The present invention relates to a method for coloring photochromic glasses, and more particularly to a method for influencing the surface coloration induced in such glasses by heat treatment in a reducing environment.
Photochromic glasses may be generally characterized as glasses which darken upon exposure to actinic radiation, e.g., ultraviolet light, and which fade in color upon the removal of the activating light. Such glasses have been widely employed commercially in the manufacture of ophthalmic lens blanks which will darken under bright outdoor conditions and fade in shade or indoors. Sunglass lenses have also been made of photochromic glasses of this type.
All of the commercially important photochromic glasses are glasses which contain a precipitated microcrystalline silver halide phase as the reversibly darkenable phase which causes the darkening of the glass. U.S. Pat. No. 3,208,860 provides the basic description of this family of glasses. Subsequent work has resulted in the development of many new families of photochromic glasses exhibiting faster darkening and/or fading response. U.S. Pat. No. 4,190,451, for example, provides a description of significantly improved photochromic glasses of this type.
Silver halide-containing photochromic glasses which exhibit a desired fixed tint in the undarkened state have also been commercially successful. These include glasses containing conventional glass colorants, as well as glasses wherein coloration is imparted not by the inclusion of glass colorants, but by treatment of the glass after manufacture with a coloring surface treatment. U.S. Pat. Nos. 3,892,582 and 3,920,463 disclose thermal reduction treatments useful for imparting yellow surface colors to photochromic glasses, while U.S. Pat.
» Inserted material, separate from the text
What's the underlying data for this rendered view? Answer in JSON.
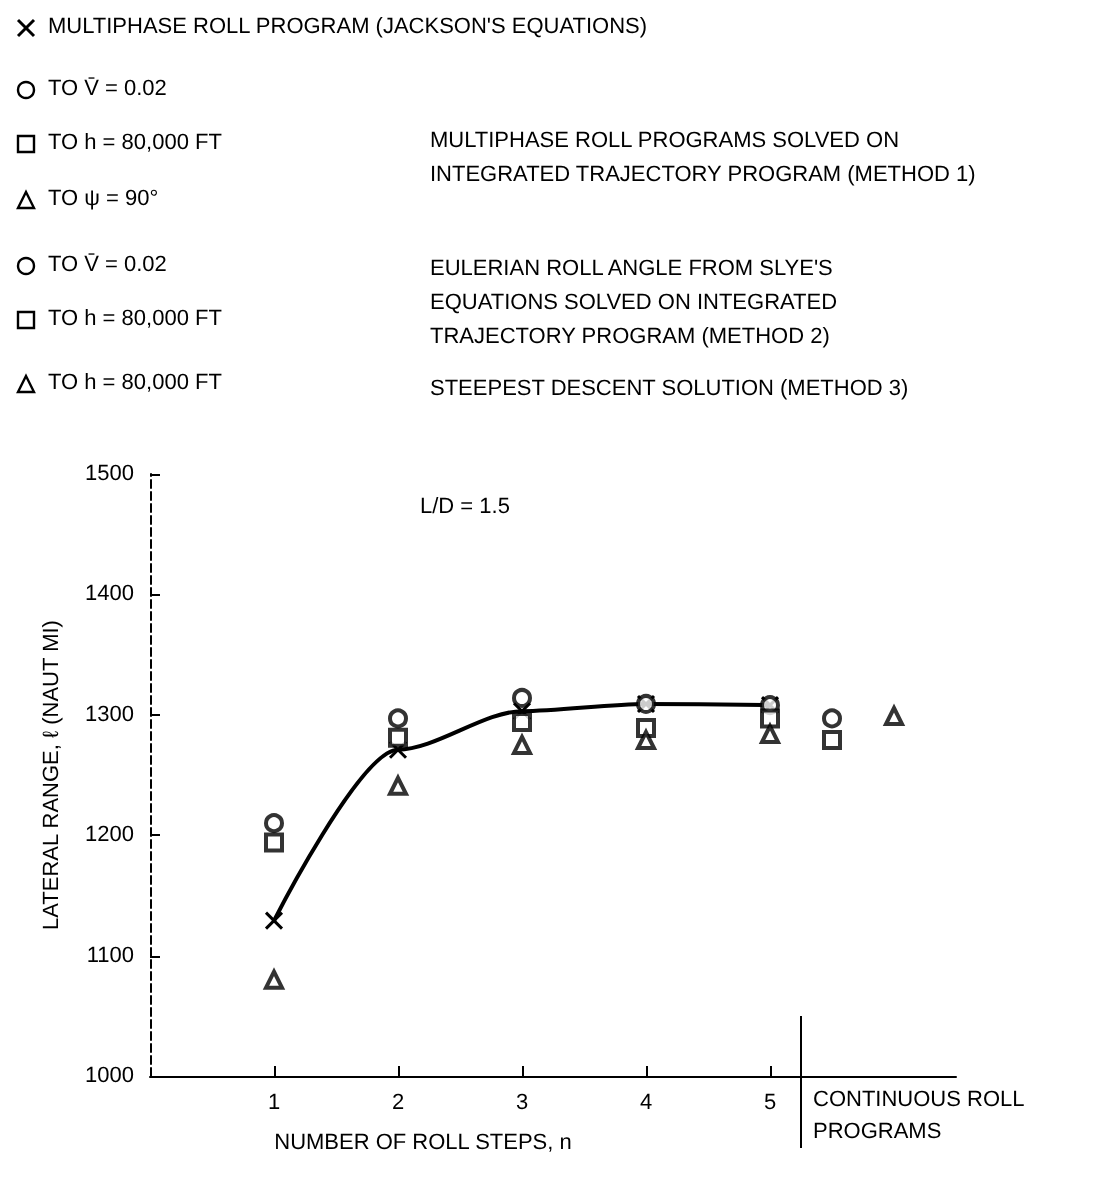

No. 4,240,836 describes a modified thermal reduction treatment which permits the development of a broad range of colors in this type of glass.
It is also known that red and yellow colors can be generated in the surfaces of certain alkali borosilicate glasses by so-called "staining" processes. U.S. Pat. No. 2,075,446, for example, teaches the such colors can be obtained by exchanging silver or copper ions for alkali metal ions in these glasses, followed by a thermal reduction post-treatment to develop the desired color. However, for these glasses, thermal reduction post-treatment are not effective to achieve other than yellow or amber colors in glasses which have been ion-exchanged with silver.
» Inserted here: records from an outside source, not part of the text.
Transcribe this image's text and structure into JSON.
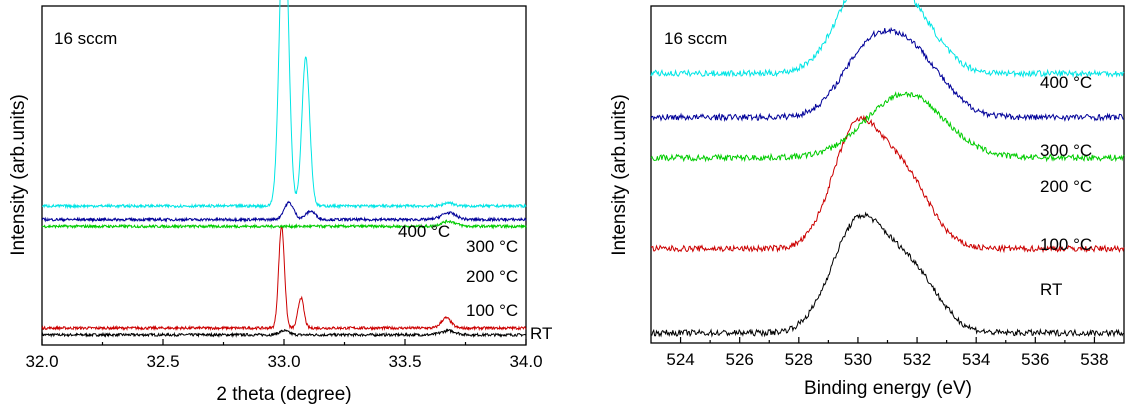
{
  "chart_data": [
    {
      "type": "line",
      "panel": "left",
      "title": "",
      "annotation": "16 sccm",
      "xlabel": "2 theta (degree)",
      "ylabel": "Intensity (arb.units)",
      "xlim": [
        32.0,
        34.0
      ],
      "xticks": [
        "32.0",
        "32.5",
        "33.0",
        "33.5",
        "34.0"
      ],
      "grid": false,
      "colors": {
        "RT": "#000000",
        "100": "#cc0000",
        "200": "#00cc00",
        "300": "#000099",
        "400": "#00e5e5"
      },
      "series": [
        {
          "name": "RT",
          "label": "RT",
          "baseline": 0.03,
          "peaks": [
            [
              33.0,
              0.012,
              0.02
            ],
            [
              33.68,
              0.012,
              0.03
            ]
          ]
        },
        {
          "name": "100 °C",
          "label": "100 °C",
          "baseline": 0.05,
          "peaks": [
            [
              32.99,
              0.3,
              0.012
            ],
            [
              33.07,
              0.09,
              0.012
            ],
            [
              33.67,
              0.03,
              0.02
            ]
          ]
        },
        {
          "name": "200 °C",
          "label": "200 °C",
          "baseline": 0.35,
          "peaks": [
            [
              33.68,
              0.015,
              0.03
            ]
          ]
        },
        {
          "name": "300 °C",
          "label": "300 °C",
          "baseline": 0.37,
          "peaks": [
            [
              33.02,
              0.05,
              0.02
            ],
            [
              33.11,
              0.025,
              0.02
            ],
            [
              33.68,
              0.02,
              0.03
            ]
          ]
        },
        {
          "name": "400 °C",
          "label": "400 °C",
          "baseline": 0.41,
          "peaks": [
            [
              33.0,
              0.92,
              0.018
            ],
            [
              33.09,
              0.44,
              0.016
            ],
            [
              33.68,
              0.01,
              0.02
            ]
          ]
        }
      ]
    },
    {
      "type": "line",
      "panel": "right",
      "title": "",
      "annotation": "16 sccm",
      "xlabel": "Binding energy (eV)",
      "ylabel": "Intensity (arb.units)",
      "xlim": [
        523,
        539
      ],
      "xticks": [
        "524",
        "526",
        "528",
        "530",
        "532",
        "534",
        "536",
        "538"
      ],
      "grid": false,
      "colors": {
        "RT": "#000000",
        "100": "#cc0000",
        "200": "#00cc00",
        "300": "#000099",
        "400": "#00e5e5"
      },
      "series": [
        {
          "name": "RT",
          "label": "RT",
          "baseline": 0.03,
          "peaks": [
            [
              530.0,
              0.32,
              0.9
            ],
            [
              531.8,
              0.18,
              0.9
            ]
          ]
        },
        {
          "name": "100 °C",
          "label": "100 °C",
          "baseline": 0.28,
          "peaks": [
            [
              529.9,
              0.33,
              0.8
            ],
            [
              531.5,
              0.22,
              0.9
            ]
          ]
        },
        {
          "name": "200 °C",
          "label": "200 °C",
          "baseline": 0.55,
          "peaks": [
            [
              531.6,
              0.19,
              1.3
            ]
          ]
        },
        {
          "name": "300 °C",
          "label": "300 °C",
          "baseline": 0.67,
          "peaks": [
            [
              530.2,
              0.14,
              0.9
            ],
            [
              531.7,
              0.2,
              1.1
            ]
          ]
        },
        {
          "name": "400 °C",
          "label": "400 °C",
          "baseline": 0.8,
          "peaks": [
            [
              530.4,
              0.3,
              1.0
            ],
            [
              532.0,
              0.12,
              0.9
            ]
          ]
        }
      ]
    }
  ]
}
A coloration mechanism which has been postulated for the case of thermal reduction of photochromic glasses involves the growth of light-absorbing silver metal particles on or near the silver halide crystallites in the glass. Changes in the size and/or configuration of these particles may be responsible for the variations in coloration which are observed. In contrast, silver and/or copper "staining" coloration is attributed to precipitated metal particles alone.
In U.S. Pat. No. 4,537,612, a method for helping to control the coloration induced in a silver halide-containing photochromic glass by a thermal reduction treatment is described. In that patent, a silver halide-containing photochromic glass to be colored is subjected to an alkali metal ion exchange treatment during which potassium and/or lithium ions in the glass are exchanged for sodium ions from a suitable ion source such as a sodium salt. This alkali metal ion exchange, whether conducted prior to or subsequent to the coloring thermal reduction treatment, somehow alters the absorption bands generated in the glass by the treatment. Frequently, the result is a desirable shift in absorption to somewhat longer wavelengths, so that colors not readily generated by thermal reduction treatments alone can be developed in certain glasses.
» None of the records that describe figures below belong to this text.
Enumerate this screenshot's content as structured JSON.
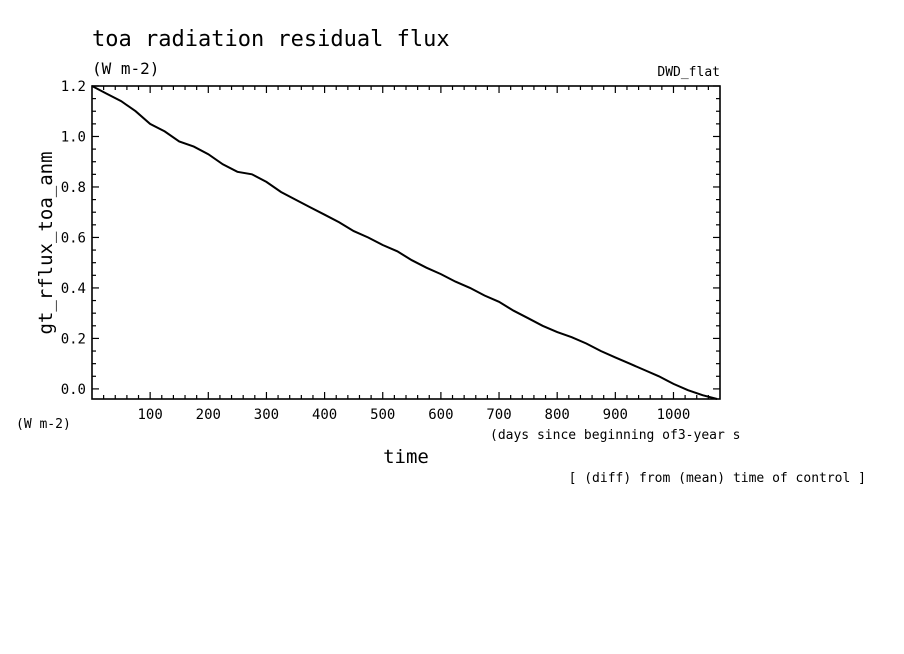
{
  "chart_data": {
    "type": "line",
    "title": "toa radiation residual flux",
    "subtitle": "(W m-2)",
    "model_label": "DWD_flat",
    "ylabel": "gt_rflux_toa_anm",
    "yunits": "(W m-2)",
    "xlabel": "time",
    "xunits": "(days since beginning of3-year s",
    "footnote": "[ (diff) from (mean) time of control ]",
    "xlim": [
      0,
      1080
    ],
    "ylim": [
      -0.04,
      1.2
    ],
    "xticks": [
      100,
      200,
      300,
      400,
      500,
      600,
      700,
      800,
      900,
      1000
    ],
    "xtick_labels": [
      "100",
      "200",
      "300",
      "400",
      "500",
      "600",
      "700",
      "800",
      "900",
      "1000"
    ],
    "yticks": [
      0.0,
      0.2,
      0.4,
      0.6,
      0.8,
      1.0,
      1.2
    ],
    "ytick_labels": [
      "0.0",
      "0.2",
      "0.4",
      "0.6",
      "0.8",
      "1.0",
      "1.2"
    ],
    "series": [
      {
        "name": "gt_rflux_toa_anm",
        "x": [
          0,
          25,
          50,
          75,
          100,
          125,
          150,
          175,
          200,
          225,
          250,
          275,
          300,
          325,
          350,
          375,
          400,
          425,
          450,
          475,
          500,
          525,
          550,
          575,
          600,
          625,
          650,
          675,
          700,
          725,
          750,
          775,
          800,
          825,
          850,
          875,
          900,
          925,
          950,
          975,
          1000,
          1025,
          1050,
          1075
        ],
        "y": [
          1.2,
          1.17,
          1.14,
          1.1,
          1.05,
          1.02,
          0.98,
          0.96,
          0.93,
          0.89,
          0.86,
          0.85,
          0.82,
          0.78,
          0.75,
          0.72,
          0.69,
          0.66,
          0.625,
          0.6,
          0.57,
          0.545,
          0.51,
          0.48,
          0.455,
          0.425,
          0.4,
          0.37,
          0.345,
          0.31,
          0.28,
          0.25,
          0.225,
          0.205,
          0.18,
          0.15,
          0.125,
          0.1,
          0.075,
          0.05,
          0.02,
          -0.005,
          -0.025,
          -0.045
        ]
      }
    ]
  }
}
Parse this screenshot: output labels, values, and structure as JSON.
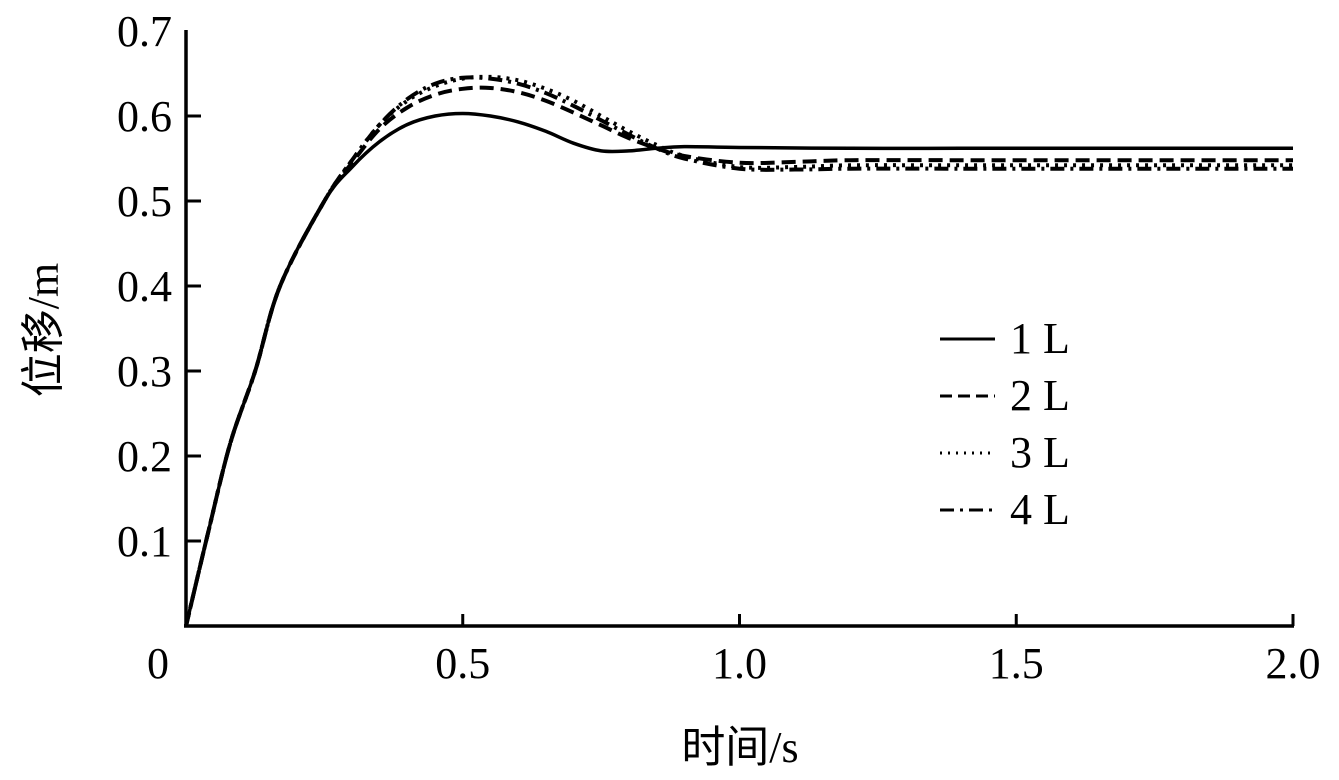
{
  "chart_data": {
    "type": "line",
    "title": "",
    "xlabel": "时间/s",
    "ylabel": "位移/m",
    "xlim": [
      0,
      2.0
    ],
    "ylim": [
      0,
      0.7
    ],
    "xticks": [
      0,
      0.5,
      1.0,
      1.5,
      2.0
    ],
    "xtick_labels": [
      "0",
      "0.5",
      "1.0",
      "1.5",
      "2.0"
    ],
    "yticks": [
      0.1,
      0.2,
      0.3,
      0.4,
      0.5,
      0.6,
      0.7
    ],
    "ytick_labels": [
      "0.1",
      "0.2",
      "0.3",
      "0.4",
      "0.5",
      "0.6",
      "0.7"
    ],
    "grid": false,
    "legend_position": "right-center",
    "series": [
      {
        "name": "1 L",
        "style": "solid",
        "x": [
          0,
          0.04,
          0.08,
          0.125,
          0.17,
          0.25,
          0.3,
          0.35,
          0.4,
          0.45,
          0.5,
          0.55,
          0.6,
          0.65,
          0.7,
          0.75,
          0.8,
          0.85,
          0.9,
          1.0,
          1.2,
          1.4,
          1.6,
          1.8,
          2.0
        ],
        "y": [
          0,
          0.11,
          0.215,
          0.3,
          0.4,
          0.5,
          0.54,
          0.57,
          0.59,
          0.6,
          0.603,
          0.6,
          0.593,
          0.582,
          0.568,
          0.559,
          0.559,
          0.562,
          0.564,
          0.563,
          0.562,
          0.562,
          0.562,
          0.562,
          0.562
        ]
      },
      {
        "name": "2 L",
        "style": "dashed",
        "x": [
          0,
          0.04,
          0.08,
          0.125,
          0.17,
          0.25,
          0.3,
          0.35,
          0.4,
          0.45,
          0.5,
          0.55,
          0.6,
          0.65,
          0.7,
          0.75,
          0.8,
          0.85,
          0.9,
          1.0,
          1.1,
          1.2,
          1.4,
          1.6,
          1.8,
          2.0
        ],
        "y": [
          0,
          0.11,
          0.215,
          0.3,
          0.4,
          0.5,
          0.545,
          0.585,
          0.61,
          0.625,
          0.632,
          0.633,
          0.628,
          0.618,
          0.604,
          0.589,
          0.574,
          0.562,
          0.553,
          0.545,
          0.546,
          0.548,
          0.548,
          0.548,
          0.548,
          0.548
        ]
      },
      {
        "name": "3 L",
        "style": "dotted",
        "x": [
          0,
          0.04,
          0.08,
          0.125,
          0.17,
          0.25,
          0.3,
          0.35,
          0.4,
          0.45,
          0.5,
          0.55,
          0.6,
          0.65,
          0.7,
          0.75,
          0.8,
          0.85,
          0.9,
          1.0,
          1.1,
          1.2,
          1.4,
          1.6,
          1.8,
          2.0
        ],
        "y": [
          0,
          0.11,
          0.215,
          0.3,
          0.4,
          0.5,
          0.548,
          0.59,
          0.618,
          0.635,
          0.644,
          0.646,
          0.642,
          0.632,
          0.618,
          0.6,
          0.582,
          0.566,
          0.553,
          0.54,
          0.54,
          0.542,
          0.542,
          0.542,
          0.542,
          0.542
        ]
      },
      {
        "name": "4 L",
        "style": "dashdot",
        "x": [
          0,
          0.04,
          0.08,
          0.125,
          0.17,
          0.25,
          0.3,
          0.35,
          0.4,
          0.45,
          0.5,
          0.55,
          0.6,
          0.65,
          0.7,
          0.75,
          0.8,
          0.85,
          0.9,
          1.0,
          1.1,
          1.2,
          1.4,
          1.6,
          1.8,
          2.0
        ],
        "y": [
          0,
          0.11,
          0.215,
          0.3,
          0.4,
          0.5,
          0.548,
          0.59,
          0.62,
          0.638,
          0.645,
          0.644,
          0.638,
          0.627,
          0.612,
          0.595,
          0.578,
          0.562,
          0.55,
          0.538,
          0.537,
          0.538,
          0.538,
          0.538,
          0.538,
          0.538
        ]
      }
    ]
  },
  "legend": {
    "items": [
      "1 L",
      "2 L",
      "3 L",
      "4 L"
    ]
  }
}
Unfortunately, ion exchange processes such as described in the above-mentioned patent have not been found effective to modify the coloration of some well known commercial photochromic glasses to a useful degree. In particular, Corning Code 8097 glass, a glass commercially sold under the trade name PHOTOGRAY, is only slightly affected by these ion-exchange treatments.
It is therefore a principal object of the present invention to provide a modified method for developing surface coloration in photochromic glasses which offers improved effectiveness for treatment of photochromic glasses resistant to thermal reduction coloration.
It is a further object of the invention to provide a method for surface-coloring photochromic glasses which offers additional control over the hue and depth of coloration achievable by the thermal reduction of such materials.
Other objects and advantages of the invention will become apparent from the following description thereof.